If I could cure cancer, I would rather do that. And I have created a pancreatic cancer center in Sloan Kettering. But cancer is going to be with us long after I’m gone. Everybody that gives something in philanthropy has to find some niche, and maybe they make a difference. I’m not saying I’m making the most important contribution in the history of the world, but it’s a little niche.

In the end, you have to say what is the purpose of life, and what are you doing here? Everybody has to ask themselves that question. What are you doing that makes your existence on the face of the earth justified? What am I doing? Well, maybe fixing up companies isn’t such a great thing. It does add to the economy, you could argue. But giving away the money, reminding people of history, is one thing that I’m now a little bit focused on.

Some people would say that one of the reasons the government doesn’t have enough ready capital is that …

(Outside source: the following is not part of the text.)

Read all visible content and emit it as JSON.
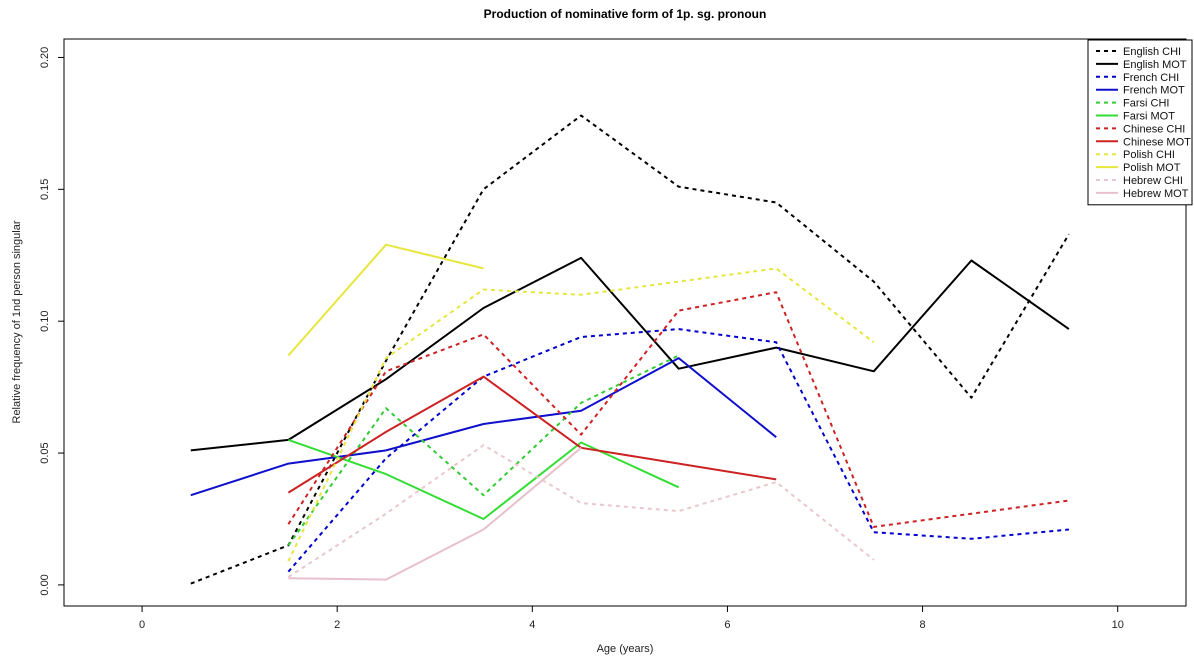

We’re not paying enough taxes.

Right. You’re not paying enough taxes, and there’s the carried interest loophole.

The numbers are so low in what you’d pick up by taxing carried interest that it’s embarrassingly small. Sometimes the federal government will say it might pick up $18 billion over 10 years. It might make people feel good, but it’s not necessarily going to change the world. You have a deficit today of $1.3 trillion. If you add in a few billion more by taxing us, it’s not going to make a difference.

I understand that other people would say, “You guys already have so much money.” And the way I’ve structured my affairs at Carlyle, I currently get no carried interest. I get dividends off the stock and my own investments, but I don’t get carried interest. So it’s not relevant to me at this point.